Corps de carbone, corps de lumière — et moi, entre les deux
- Florence Gourret
- 10 juil.
- 4 min de lecture
La dimension spirituelle de l'alimentation
J'ai toujours cru que j'étais un arbre planté à l'envers.
La plupart des gens naissent, plantent leurs racines, forment leur tronc, puis grandissent leurs branches. Moi, je suis arrivée sur Terre avec mes branches déjà déployées — la vision, la sensibilité, la connexion aux plans subtils, la capacité à sentir ce qui ne se voit pas. Mais sans racines. Sans cette assise fondamentale dans la matière qui permet à tout le reste de tenir.
Pendant des décennies, j'ai flotté. Riche en haut, instable en bas.

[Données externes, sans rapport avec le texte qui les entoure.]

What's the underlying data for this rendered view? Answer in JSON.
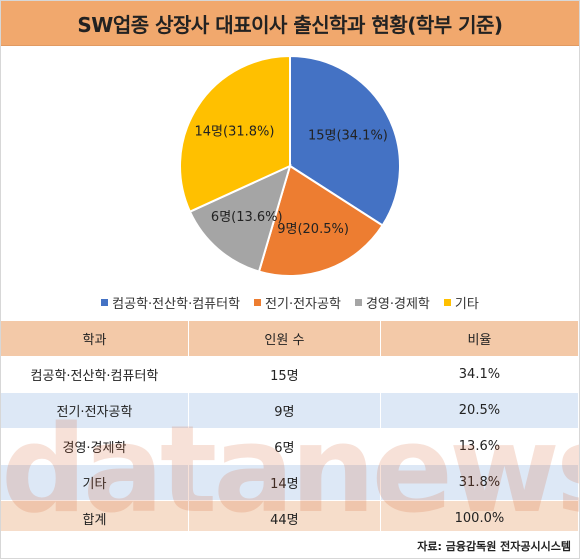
{
  "title": "SW업종 상장사 대표이사 출신학과 현황(학부 기준)",
  "chart_data": {
    "type": "pie",
    "title": "SW업종 상장사 대표이사 출신학과 현황(학부 기준)",
    "categories": [
      "컴공학·전산학·컴퓨터학",
      "전기·전자공학",
      "경영·경제학",
      "기타"
    ],
    "values": [
      15,
      9,
      6,
      14
    ],
    "percents": [
      34.1,
      20.5,
      13.6,
      31.8
    ],
    "slice_labels": [
      "15명(34.1%)",
      "9명(20.5%)",
      "6명(13.6%)",
      "14명(31.8%)"
    ],
    "colors": [
      "#4472c4",
      "#ed7d31",
      "#a5a5a5",
      "#ffc000"
    ],
    "legend_position": "bottom"
  },
  "table": {
    "headers": [
      "학과",
      "인원 수",
      "비율"
    ],
    "rows": [
      [
        "컴공학·전산학·컴퓨터학",
        "15명",
        "34.1%"
      ],
      [
        "전기·전자공학",
        "9명",
        "20.5%"
      ],
      [
        "경영·경제학",
        "6명",
        "13.6%"
      ],
      [
        "기타",
        "14명",
        "31.8%"
      ],
      [
        "합계",
        "44명",
        "100.0%"
      ]
    ]
  },
  "watermark": "datanews",
  "source": "자료: 금융감독원 전자공시시스템"
}
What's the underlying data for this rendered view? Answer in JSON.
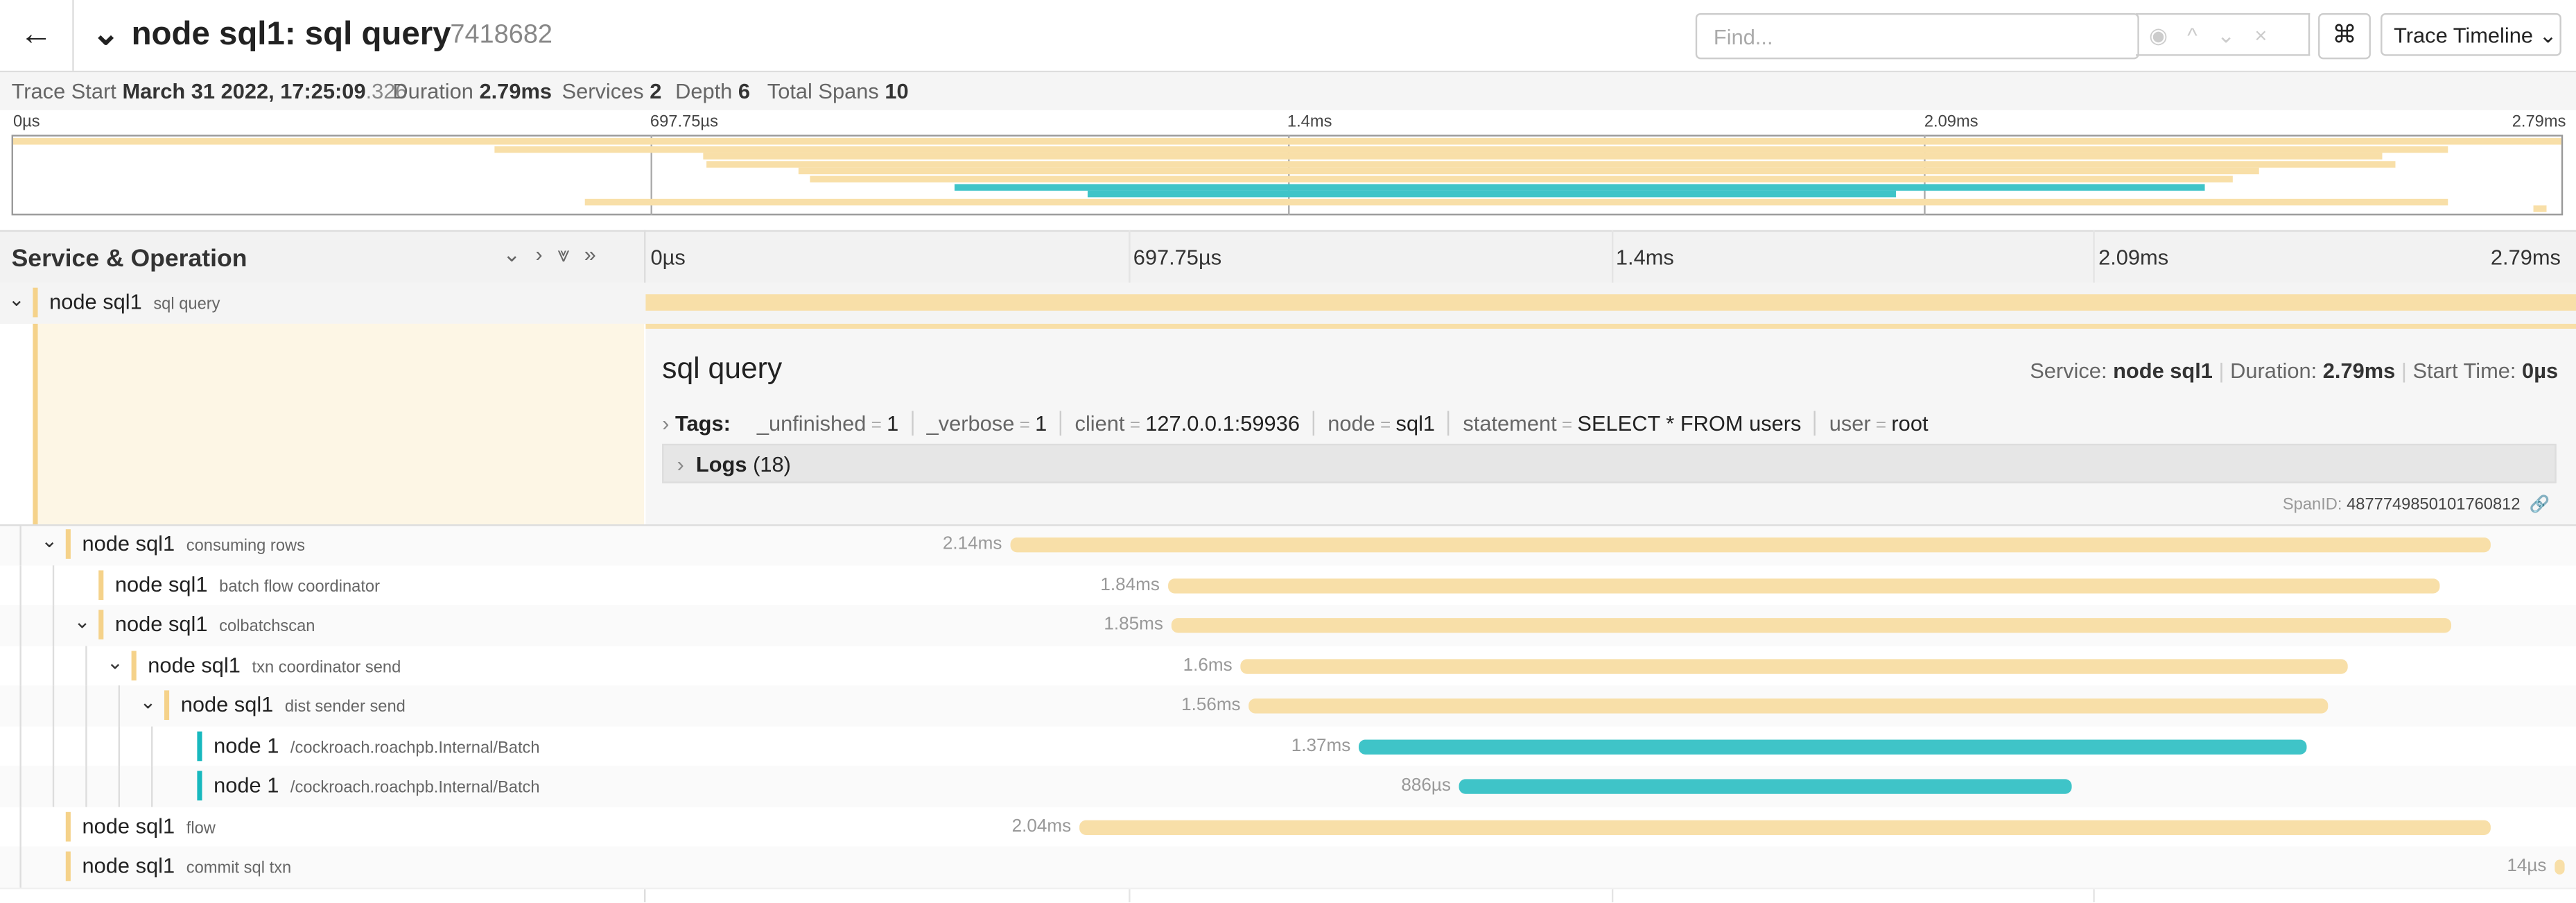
{
  "header": {
    "title": "node sql1: sql query",
    "trace_id": "7418682",
    "find_placeholder": "Find...",
    "view_label": "Trace Timeline"
  },
  "summary": {
    "trace_start_label": "Trace Start",
    "trace_start_date": "March 31 2022, 17:25:09",
    "trace_start_ms": ".326",
    "duration_label": "Duration",
    "duration": "2.79ms",
    "services_label": "Services",
    "services": "2",
    "depth_label": "Depth",
    "depth": "6",
    "total_spans_label": "Total Spans",
    "total_spans": "10"
  },
  "timeline": {
    "xlim": [
      0,
      2791
    ],
    "ticks": [
      {
        "value": 0,
        "label": "0µs"
      },
      {
        "value": 697.75,
        "label": "697.75µs"
      },
      {
        "value": 1395.5,
        "label": "1.4ms"
      },
      {
        "value": 2093.25,
        "label": "2.09ms"
      },
      {
        "value": 2791,
        "label": "2.79ms"
      }
    ]
  },
  "column_title": "Service & Operation",
  "spans": [
    {
      "service": "node sql1",
      "operation": "sql query",
      "depth": 0,
      "expandable": true,
      "start": 0,
      "duration": 2791,
      "color": "#f8dfa8",
      "swatch": "#f5d28a"
    },
    {
      "service": "node sql1",
      "operation": "consuming rows",
      "depth": 1,
      "expandable": true,
      "start": 527,
      "duration": 2140,
      "duration_label": "2.14ms",
      "color": "#f8dfa8",
      "swatch": "#f5d28a"
    },
    {
      "service": "node sql1",
      "operation": "batch flow coordinator",
      "depth": 2,
      "expandable": false,
      "start": 755,
      "duration": 1840,
      "duration_label": "1.84ms",
      "color": "#f8dfa8",
      "swatch": "#f5d28a"
    },
    {
      "service": "node sql1",
      "operation": "colbatchscan",
      "depth": 2,
      "expandable": true,
      "start": 760,
      "duration": 1850,
      "duration_label": "1.85ms",
      "color": "#f8dfa8",
      "swatch": "#f5d28a"
    },
    {
      "service": "node sql1",
      "operation": "txn coordinator send",
      "depth": 3,
      "expandable": true,
      "start": 860,
      "duration": 1600,
      "duration_label": "1.6ms",
      "color": "#f8dfa8",
      "swatch": "#f5d28a"
    },
    {
      "service": "node sql1",
      "operation": "dist sender send",
      "depth": 4,
      "expandable": true,
      "start": 872,
      "duration": 1560,
      "duration_label": "1.56ms",
      "color": "#f8dfa8",
      "swatch": "#f5d28a"
    },
    {
      "service": "node 1",
      "operation": "/cockroach.roachpb.Internal/Batch",
      "depth": 5,
      "expandable": false,
      "start": 1031,
      "duration": 1370,
      "duration_label": "1.37ms",
      "color": "#3fc4c8",
      "swatch": "#17b8be"
    },
    {
      "service": "node 1",
      "operation": "/cockroach.roachpb.Internal/Batch",
      "depth": 5,
      "expandable": false,
      "start": 1176,
      "duration": 886,
      "duration_label": "886µs",
      "color": "#3fc4c8",
      "swatch": "#17b8be"
    },
    {
      "service": "node sql1",
      "operation": "flow",
      "depth": 1,
      "expandable": false,
      "start": 627,
      "duration": 2040,
      "duration_label": "2.04ms",
      "color": "#f8dfa8",
      "swatch": "#f5d28a"
    },
    {
      "service": "node sql1",
      "operation": "commit sql txn",
      "depth": 1,
      "expandable": false,
      "start": 2760,
      "duration": 14,
      "duration_label": "14µs",
      "color": "#f8dfa8",
      "swatch": "#f5d28a"
    }
  ],
  "detail": {
    "title": "sql query",
    "service_label": "Service:",
    "service": "node sql1",
    "duration_label": "Duration:",
    "duration": "2.79ms",
    "start_label": "Start Time:",
    "start": "0µs",
    "tags_label": "Tags:",
    "tags": [
      {
        "key": "_unfinished",
        "value": "1"
      },
      {
        "key": "_verbose",
        "value": "1"
      },
      {
        "key": "client",
        "value": "127.0.0.1:59936"
      },
      {
        "key": "node",
        "value": "sql1"
      },
      {
        "key": "statement",
        "value": "SELECT * FROM users"
      },
      {
        "key": "user",
        "value": "root"
      }
    ],
    "logs_label": "Logs",
    "logs_count": "(18)",
    "span_id_label": "SpanID:",
    "span_id": "4877749850101760812"
  }
}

Ce que j'ai compris progressivement — par le corps, pas par la tête — c'est que je devais chercher la terre. Littéralement.
Les mains dans le sol
En 2020, j'ai fait un choix que beaucoup n'ont pas compris : je me suis investie dans le maraîchage bio. Par conviction idéologique et environnementale, oui. Mais aussi — et je le comprends mieux aujourd'hui — par un besoin profond d'ancrage dans la terre. Physiquement. Concrètement. Les mains dans le sol, la boue sous les ongles, le rythme des saisons dans le corps.
L'arbre planté à l'envers qui décide d'aller chercher la terre lui-même.
Ce n'était pas encore suffisant. Mais c'était le début.
Le corps de lumière et sa promesse
Il existe une vision que je porte depuis environ trois ans, qui a profondément éclairé ma compréhension de l'alimentation. Une vision qui dit que le corps humain est en pleine transformation — pas seulement physiologique, mais vibratoire, cellulaire, spirituelle.
La transition carbone-cristallin.
Dans les traditions ésotériques chrétiennes, on parle de Corps de Lumière ou Corps Christique. Dans le bouddhisme vajrayana, de Corps de Diamant. Dans les courants spirituels contemporains liés à l'Ascension, on parle de transformation cellulaire — le corps dense, carboné, matériel, qui se raffine progressivement vers une structure cristalline, capable de capter et de transmettre des fréquences plus élevées.
Dans cette cosmologie, l'alimentation a un rôle précis. Les plantes fraîches, nourries par la photosynthèse, portent la lumière solaire directement dans les cellules. Elles seraient les aliments les mieux adaptés à un corps en cours d'élévation vibratoire. La chair animale, dense, porteuse de la fréquence de la mort, freinerait ce processus. À terme, les humains évolués ne se nourriront plus de matière — mais de prana, de lumière pure.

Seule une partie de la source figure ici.